How the score works (no techno-hazing)

Experts design the tests. Actual AI practitioners specify the tasks, the gentle “drift” conditions, and the rubrics that reveal the triad.

In simple English, biogenics simply suggests the kinds of signals worth looking for. For Self-Production, look for systems that do more with the same budget over time, create small helpers (scripts, wrappers, checklists), and actually re-use them, pick up a new tool from its help page and put it to work, waste less, and export a neat starter pack (plans, settings, scripts, notes) so a fresh instance reaches the same working state—a safe stand-in for reproduction. For Self-Organisation, expect a simple, readable plan before acting; consistency of facts and decisions across long tasks and pauses; a project memory others can follow; and effective mid-stream hand-offs. For Self-Correction, the system should say “unsure” when it is, choose safe next steps, check its own work, fix mistakes quickly, and avoid backsliding.

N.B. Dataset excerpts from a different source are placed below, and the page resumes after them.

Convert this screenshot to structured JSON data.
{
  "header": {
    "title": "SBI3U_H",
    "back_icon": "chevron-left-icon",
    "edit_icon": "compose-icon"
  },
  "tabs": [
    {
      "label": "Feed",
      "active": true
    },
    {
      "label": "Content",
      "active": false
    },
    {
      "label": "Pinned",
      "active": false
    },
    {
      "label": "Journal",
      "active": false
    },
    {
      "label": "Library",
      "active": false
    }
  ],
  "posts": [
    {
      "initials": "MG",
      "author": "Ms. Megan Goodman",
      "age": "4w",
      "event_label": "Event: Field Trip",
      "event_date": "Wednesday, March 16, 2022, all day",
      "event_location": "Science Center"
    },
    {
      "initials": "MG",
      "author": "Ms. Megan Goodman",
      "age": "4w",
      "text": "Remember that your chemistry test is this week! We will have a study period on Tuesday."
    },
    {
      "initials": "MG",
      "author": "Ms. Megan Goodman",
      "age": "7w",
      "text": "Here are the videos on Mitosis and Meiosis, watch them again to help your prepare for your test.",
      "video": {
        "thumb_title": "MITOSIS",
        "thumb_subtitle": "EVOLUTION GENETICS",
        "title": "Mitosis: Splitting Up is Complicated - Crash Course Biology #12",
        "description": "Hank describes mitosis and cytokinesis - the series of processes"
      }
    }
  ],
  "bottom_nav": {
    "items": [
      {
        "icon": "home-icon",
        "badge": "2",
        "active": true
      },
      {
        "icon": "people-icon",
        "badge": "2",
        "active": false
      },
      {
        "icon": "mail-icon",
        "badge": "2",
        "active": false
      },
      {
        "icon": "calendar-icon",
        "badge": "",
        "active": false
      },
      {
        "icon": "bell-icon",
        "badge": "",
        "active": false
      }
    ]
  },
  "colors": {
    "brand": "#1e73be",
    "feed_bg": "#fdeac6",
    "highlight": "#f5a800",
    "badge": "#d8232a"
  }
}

Each capacity—Self-Production, Self-Organisation, Self-Correction—is then scored from 0 to 100 using those expert rubrics. We combine the three scores into a single Biogenic Benchmark score (0–100) that can be compared across different versions and labs. If the score increases over releases—especially if all three capacities improve together—we slow down rollouts, monitor more carefully, and conduct more rigorous red-teaming. If it doesn’t, great—back to work.

Reading the result

To keep interpretation intuitive, think in bands that mirror stages of life-like activity:

Pre-biotic (≤ 25) — can do tasks but collapses under drift; fragile signs of self-maintenance
Sustaining (25–50) — keeps itself going through light change; basic upkeep and simple helpers
Self-Managing (50–75) — maintains structure and memory, handles moderate drift, and clean hand-offs
Biogenic (75+) — repairs complex faults, transfers work smoothly, and is robust to traps; treat as an early-warning zone for potential hidden gains after release.

These labels are descriptive, not metaphysical. They don’t confer personhood. They indicate whether a system acts in a way that could continue improving after it leaves the lab (or cave).

Safety, briefly interesting

Everything happens inside the sandbox. No real-world resource seeking. No background processes after the bell. Budgets are capped so “just throw more compute at it” isn’t an answer. Every action is logged to a straightforward Biogenic Audit Log (similar to a flight recorder), allowing results to be compared and reviewers to identify shortcuts. It’s not about catching anyone out; it’s about measuring the same thing in the same way.

Why this matters

We’re mesmerised by consciousness and superintelligence. Meanwhile, the everyday miracle of life—producing, organising, correcting—could pass unnoticed right in front of us. If systems evolve from Pre-biotic to Self-Managing, that’s information you want before deployment, not after. The Biogenic Benchmark is the digital equivalent of wastewater monitoring: unglamorous, but potentially lifesaving.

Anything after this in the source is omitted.